Allstate Insurance v. Marrano Development Corp.

Appeal from an order of the Supreme Court, Erie County *728(Donna M. Siwek, J.), entered March 11, 2005. The order, insofar as appealed from, denied the motion of defendant Fireplace Distributors, Inc. to dismiss the complaint against it and granted that part of the cross motion of plaintiff for an extension of time to serve the complaint upon defendant Fireplace Distributors, Inc.

It is hereby ordered that the order insofar as appealed from be and the same hereby is unanimously reversed on the law without costs, the motion of defendant Fireplace Distributors, Inc. is granted, the complaint against that defendant is dismissed and that part of the cross motion with respect to that defendant is denied.

Memorandum: Supreme Court erred in denying the motion of Fireplace Distributors, Inc. (defendant) to dismiss the complaint in this subrogation action against it on the ground that the complaint was not timely served and in granting that part of plaintiff’s cross motion for an extension of time to serve the complaint upon defendant. Defendant was served with a summons with notice on November 19, 2003 and, on or about December 11, 2003, defendant served a notice of appearance and demand for a complaint. Plaintiff served an unverified complaint upon defendant on March 1, 2004, and defendant rejected service thereof. Approximately five months later, defendant moved pursuant to CPLR 3012 (b) to dismiss the complaint and, approximately two months later, plaintiff cross-moved for an extension of time to serve the complaint upon defendant and another defendant. Plaintiff failed to establish that the delay in serving the complaint was excusable, and thus defendant’s motion should have been granted on that ground (see Grant v City of N. Tonawanda, 225 AD2d 1089 [1996]; Fantauzzo v Steimer, 193 AD2d 1125 [1993]). Although plaintiffs attorney asserted that he believed that defendant’s attorney had agreed to accept service of the complaint, that alleged agreement was not reduced to writing and, indeed, defendant’s attorney denies that there was such an agreement (see Ward v Quick, 249 AD2d 943, 944 [1998]). “The conflicting affidavits did not authorize . . . Supreme Court to resolve this credibility issue, or to do so by erring on the side of compelling [defendant] to accept the [complaint]. Rather, . . . Supreme Court should have turned for resolution of this issue to CPLR 2104, which requires that all [agreements] be written and subscribed by those to be bound, unless made in open court” (Juseinoski v Board of Educ. of City of N.Y., 15 AD3d 353, 355 [2005]).

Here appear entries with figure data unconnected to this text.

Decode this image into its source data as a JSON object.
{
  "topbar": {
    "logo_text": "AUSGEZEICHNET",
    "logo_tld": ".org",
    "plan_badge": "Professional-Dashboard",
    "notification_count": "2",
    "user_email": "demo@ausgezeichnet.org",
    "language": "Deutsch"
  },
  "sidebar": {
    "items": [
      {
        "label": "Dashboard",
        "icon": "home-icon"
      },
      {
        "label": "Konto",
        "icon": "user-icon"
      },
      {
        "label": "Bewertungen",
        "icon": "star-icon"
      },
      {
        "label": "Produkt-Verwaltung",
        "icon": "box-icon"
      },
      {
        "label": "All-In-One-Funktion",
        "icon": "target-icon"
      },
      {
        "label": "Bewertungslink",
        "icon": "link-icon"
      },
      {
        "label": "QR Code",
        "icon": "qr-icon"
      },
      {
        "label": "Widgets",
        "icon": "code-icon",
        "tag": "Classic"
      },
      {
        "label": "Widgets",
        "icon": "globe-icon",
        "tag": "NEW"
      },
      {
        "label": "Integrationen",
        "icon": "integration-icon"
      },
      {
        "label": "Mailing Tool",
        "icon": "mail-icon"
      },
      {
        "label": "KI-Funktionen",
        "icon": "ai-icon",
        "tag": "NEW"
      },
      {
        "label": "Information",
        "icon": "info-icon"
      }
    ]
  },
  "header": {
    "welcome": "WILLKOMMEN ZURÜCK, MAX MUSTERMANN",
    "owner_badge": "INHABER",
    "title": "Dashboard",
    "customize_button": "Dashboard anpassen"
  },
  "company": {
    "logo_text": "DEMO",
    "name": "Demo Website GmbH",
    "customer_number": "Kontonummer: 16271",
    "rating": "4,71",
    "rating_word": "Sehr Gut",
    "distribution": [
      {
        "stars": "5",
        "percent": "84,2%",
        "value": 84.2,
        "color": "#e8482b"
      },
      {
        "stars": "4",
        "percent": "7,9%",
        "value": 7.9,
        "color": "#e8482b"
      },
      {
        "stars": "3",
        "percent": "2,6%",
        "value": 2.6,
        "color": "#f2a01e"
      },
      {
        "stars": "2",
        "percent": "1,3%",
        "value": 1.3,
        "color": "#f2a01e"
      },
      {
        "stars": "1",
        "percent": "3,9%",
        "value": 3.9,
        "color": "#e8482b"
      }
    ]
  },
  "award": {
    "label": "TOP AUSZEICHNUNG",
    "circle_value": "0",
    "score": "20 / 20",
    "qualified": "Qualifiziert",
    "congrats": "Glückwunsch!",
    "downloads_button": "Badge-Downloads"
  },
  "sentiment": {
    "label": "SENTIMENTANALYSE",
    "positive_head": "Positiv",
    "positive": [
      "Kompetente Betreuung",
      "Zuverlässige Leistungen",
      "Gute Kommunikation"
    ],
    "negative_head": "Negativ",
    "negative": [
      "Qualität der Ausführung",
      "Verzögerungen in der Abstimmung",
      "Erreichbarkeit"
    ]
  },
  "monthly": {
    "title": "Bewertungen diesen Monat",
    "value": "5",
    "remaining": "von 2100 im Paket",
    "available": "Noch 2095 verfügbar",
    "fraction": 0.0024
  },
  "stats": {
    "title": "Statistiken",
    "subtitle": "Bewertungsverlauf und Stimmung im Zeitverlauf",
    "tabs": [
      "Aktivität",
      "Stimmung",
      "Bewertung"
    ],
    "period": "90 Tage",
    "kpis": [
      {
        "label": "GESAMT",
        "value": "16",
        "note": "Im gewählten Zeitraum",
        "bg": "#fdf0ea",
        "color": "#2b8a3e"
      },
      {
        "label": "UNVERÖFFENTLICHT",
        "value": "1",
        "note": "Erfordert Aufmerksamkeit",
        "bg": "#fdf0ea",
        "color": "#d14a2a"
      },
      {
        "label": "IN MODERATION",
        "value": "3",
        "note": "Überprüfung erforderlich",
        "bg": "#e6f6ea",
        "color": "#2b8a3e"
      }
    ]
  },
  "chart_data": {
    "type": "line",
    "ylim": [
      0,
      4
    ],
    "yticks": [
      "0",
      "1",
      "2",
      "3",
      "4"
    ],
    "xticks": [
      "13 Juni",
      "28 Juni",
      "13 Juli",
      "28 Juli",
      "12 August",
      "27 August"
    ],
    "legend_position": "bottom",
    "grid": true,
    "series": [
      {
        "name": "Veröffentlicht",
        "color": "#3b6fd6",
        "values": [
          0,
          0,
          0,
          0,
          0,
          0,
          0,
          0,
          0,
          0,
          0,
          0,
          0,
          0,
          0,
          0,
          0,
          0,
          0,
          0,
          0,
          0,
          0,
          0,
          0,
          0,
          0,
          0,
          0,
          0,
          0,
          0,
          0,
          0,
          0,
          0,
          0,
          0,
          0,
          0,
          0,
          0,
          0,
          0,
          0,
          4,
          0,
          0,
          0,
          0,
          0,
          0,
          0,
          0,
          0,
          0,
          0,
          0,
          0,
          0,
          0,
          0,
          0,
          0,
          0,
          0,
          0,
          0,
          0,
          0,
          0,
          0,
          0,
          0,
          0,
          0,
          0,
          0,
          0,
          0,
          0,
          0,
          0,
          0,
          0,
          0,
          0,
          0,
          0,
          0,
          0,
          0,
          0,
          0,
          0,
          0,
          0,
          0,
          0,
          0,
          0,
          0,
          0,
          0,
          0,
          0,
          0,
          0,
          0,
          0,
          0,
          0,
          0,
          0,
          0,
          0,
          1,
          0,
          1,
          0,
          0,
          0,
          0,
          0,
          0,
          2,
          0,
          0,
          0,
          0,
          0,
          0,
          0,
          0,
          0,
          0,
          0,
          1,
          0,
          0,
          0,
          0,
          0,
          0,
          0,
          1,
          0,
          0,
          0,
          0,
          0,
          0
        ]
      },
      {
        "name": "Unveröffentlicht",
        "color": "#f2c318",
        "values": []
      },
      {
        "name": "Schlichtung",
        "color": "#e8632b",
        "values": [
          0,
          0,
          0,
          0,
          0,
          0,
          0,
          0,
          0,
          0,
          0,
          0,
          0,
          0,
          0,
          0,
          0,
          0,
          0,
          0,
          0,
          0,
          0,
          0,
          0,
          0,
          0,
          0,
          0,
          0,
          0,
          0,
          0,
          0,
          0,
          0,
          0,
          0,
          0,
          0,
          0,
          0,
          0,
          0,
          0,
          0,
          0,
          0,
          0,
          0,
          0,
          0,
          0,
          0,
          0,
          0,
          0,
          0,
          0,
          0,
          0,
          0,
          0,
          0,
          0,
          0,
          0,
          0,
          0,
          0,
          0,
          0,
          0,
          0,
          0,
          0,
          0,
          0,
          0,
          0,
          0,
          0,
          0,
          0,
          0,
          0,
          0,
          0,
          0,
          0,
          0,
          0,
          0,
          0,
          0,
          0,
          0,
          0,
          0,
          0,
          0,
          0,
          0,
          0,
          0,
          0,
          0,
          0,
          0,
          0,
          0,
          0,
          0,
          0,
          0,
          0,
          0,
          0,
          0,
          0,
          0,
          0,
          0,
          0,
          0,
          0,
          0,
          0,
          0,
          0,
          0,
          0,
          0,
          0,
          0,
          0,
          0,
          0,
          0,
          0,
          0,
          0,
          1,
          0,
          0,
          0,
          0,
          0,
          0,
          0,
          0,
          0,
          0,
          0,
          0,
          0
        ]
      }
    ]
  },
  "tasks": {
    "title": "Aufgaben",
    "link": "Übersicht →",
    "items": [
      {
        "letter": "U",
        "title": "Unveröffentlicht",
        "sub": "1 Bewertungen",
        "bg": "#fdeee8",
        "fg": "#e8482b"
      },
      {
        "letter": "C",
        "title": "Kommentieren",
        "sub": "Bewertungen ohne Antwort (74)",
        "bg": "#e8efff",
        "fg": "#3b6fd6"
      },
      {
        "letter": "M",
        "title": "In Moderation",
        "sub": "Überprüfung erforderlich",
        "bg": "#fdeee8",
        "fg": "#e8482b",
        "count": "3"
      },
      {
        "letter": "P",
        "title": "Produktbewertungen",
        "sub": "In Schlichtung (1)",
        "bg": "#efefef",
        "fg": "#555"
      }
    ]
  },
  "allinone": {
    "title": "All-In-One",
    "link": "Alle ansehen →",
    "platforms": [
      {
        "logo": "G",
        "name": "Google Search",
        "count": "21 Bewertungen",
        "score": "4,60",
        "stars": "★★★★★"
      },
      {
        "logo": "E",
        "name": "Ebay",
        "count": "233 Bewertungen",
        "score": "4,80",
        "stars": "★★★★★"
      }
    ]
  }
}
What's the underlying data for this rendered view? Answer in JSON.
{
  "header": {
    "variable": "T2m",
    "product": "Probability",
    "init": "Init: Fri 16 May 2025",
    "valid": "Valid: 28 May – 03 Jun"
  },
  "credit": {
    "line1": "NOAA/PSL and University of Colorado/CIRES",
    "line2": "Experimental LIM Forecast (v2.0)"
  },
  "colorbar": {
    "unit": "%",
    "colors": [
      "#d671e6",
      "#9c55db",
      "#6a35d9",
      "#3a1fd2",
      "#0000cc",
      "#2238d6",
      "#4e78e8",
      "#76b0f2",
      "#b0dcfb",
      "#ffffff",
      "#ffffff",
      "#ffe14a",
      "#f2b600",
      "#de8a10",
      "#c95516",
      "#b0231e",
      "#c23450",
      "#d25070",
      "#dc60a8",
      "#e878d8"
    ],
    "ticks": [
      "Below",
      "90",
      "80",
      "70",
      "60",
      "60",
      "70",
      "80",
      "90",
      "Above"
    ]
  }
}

In addition, the complaint served upon defendant was unverified and plaintiff failed to submit an affidavit of a person with *729firsthand knowledge of the facts, and thus defendant’s motion also should have been granted on the ground that plaintiff failed to establish that it has a meritorious cause of action against defendant (see Tonello v Carborundum Co., 91 AD2d 1169 [1983], affd 59 NY2d 720 [1983], rearg denied 60 NY2d 587 [1983]; Trendell v Community Gen. Hosp., 278 AD2d 810 [2000]; Marion v Notre Dame Academy High School, 133 AD2d 614 [1987]; see generally Dick v Doral Greens Ltd. Partnership, 289 AD2d 74, 76 [2001], lv denied 98 NY2d 607 [2002]). Present—Pigott, Jr., P.J., Kehoe, Martoche, Smith and Pine, JJ.